15. Three rival approaches to Do Not Track emerge
Google, Microsoft and Mozilla each pushed a different mechanism for letting users opt out of web tracking. The competing designs ranged from browser headers to block lists to cookie-based extensions, with no agreed standard in sight.
16. Governments chip away at privacy on International Privacy Day
The EFF marked the day by contrasting official tributes to data protection with a wave of surveillance measures. It singled out mandatory data retention mandates and weak limits on government access to records held by third parties.
17. Twitter users seek privacy in WikiLeaks case
A federal judge in Virginia heard arguments challenging the December order that compelled Twitter to hand the government account data for three people linked to WikiLeaks. Lawyers for the Icelandic lawmaker Birgitta Jonsdottir and her co-petitioners argued that prosecutors should not gather records of internet communications in secret.
→ phys.org
18. It's Back: FBI Announcing Desire To Wiretap The Internet
At a House hearing the FBI revived its push for a law requiring web mail, social networks and peer-to-peer services to build in interception capabilities. Critics warned that mandated backdoors would not stay secret for long and would hand a ready vulnerability to hackers and hostile states.
19. Google adds two-step verification for ordinary accounts
Google rolled out optional two-step verification to all Gmail users, requiring a one-time code alongside the password.

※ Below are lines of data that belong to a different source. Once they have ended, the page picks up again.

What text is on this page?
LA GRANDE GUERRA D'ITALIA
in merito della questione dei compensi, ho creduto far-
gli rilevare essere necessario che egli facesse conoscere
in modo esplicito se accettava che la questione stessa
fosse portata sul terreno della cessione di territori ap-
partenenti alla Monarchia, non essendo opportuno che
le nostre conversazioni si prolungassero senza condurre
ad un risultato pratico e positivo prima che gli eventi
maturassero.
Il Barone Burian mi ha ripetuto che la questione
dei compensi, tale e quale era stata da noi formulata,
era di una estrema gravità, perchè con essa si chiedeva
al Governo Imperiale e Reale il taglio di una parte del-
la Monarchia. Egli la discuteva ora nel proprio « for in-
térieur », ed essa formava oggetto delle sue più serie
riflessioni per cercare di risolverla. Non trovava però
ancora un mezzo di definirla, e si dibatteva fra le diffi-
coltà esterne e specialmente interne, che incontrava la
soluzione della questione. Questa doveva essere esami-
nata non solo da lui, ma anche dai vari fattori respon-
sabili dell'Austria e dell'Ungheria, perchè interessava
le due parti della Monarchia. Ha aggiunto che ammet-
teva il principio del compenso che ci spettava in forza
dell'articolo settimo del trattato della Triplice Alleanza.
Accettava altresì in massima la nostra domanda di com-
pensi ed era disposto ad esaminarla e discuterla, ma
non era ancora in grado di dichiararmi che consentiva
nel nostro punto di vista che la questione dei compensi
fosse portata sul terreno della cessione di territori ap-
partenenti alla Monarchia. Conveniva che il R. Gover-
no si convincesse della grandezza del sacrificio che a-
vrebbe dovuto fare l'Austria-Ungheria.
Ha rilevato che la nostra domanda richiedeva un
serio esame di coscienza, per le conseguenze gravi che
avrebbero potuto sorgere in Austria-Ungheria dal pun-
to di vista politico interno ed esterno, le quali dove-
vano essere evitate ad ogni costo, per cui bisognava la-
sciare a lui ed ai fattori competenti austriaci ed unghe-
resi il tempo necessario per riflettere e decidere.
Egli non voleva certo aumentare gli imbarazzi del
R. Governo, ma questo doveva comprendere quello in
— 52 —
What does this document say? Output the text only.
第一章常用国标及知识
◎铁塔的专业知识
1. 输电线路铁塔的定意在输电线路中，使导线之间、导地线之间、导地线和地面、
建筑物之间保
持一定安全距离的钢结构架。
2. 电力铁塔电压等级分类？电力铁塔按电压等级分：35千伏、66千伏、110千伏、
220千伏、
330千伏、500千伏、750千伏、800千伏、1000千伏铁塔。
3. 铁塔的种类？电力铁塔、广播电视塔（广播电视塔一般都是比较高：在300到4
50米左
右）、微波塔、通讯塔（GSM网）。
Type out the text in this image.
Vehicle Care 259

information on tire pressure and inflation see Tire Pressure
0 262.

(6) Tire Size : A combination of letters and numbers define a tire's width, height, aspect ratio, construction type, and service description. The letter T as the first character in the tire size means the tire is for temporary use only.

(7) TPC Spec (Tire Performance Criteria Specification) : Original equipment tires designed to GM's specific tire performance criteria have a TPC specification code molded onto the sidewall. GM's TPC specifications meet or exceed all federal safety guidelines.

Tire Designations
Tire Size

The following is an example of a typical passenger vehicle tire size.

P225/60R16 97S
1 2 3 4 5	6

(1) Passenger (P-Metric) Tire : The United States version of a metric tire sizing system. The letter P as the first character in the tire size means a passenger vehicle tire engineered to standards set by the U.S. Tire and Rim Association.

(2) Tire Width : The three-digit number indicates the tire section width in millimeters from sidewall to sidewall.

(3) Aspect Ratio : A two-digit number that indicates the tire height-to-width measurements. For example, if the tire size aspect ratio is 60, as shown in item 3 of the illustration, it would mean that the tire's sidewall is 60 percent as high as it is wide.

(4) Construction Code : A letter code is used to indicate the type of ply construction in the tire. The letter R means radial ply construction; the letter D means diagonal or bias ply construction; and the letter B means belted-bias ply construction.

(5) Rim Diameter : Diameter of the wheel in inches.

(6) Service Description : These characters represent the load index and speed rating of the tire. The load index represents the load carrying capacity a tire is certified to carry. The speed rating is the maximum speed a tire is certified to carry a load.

The company framed it as a response to repeated attempts by hostile regimes to break into activists' accounts.
20. eHarmony resets passwords after a database breach
eHarmony urged users to change their passwords after a researcher exploited a SQL injection flaw on its advice subdomain. The leaked data included screen names, email addresses and hashed passwords for tens of thousands of accounts.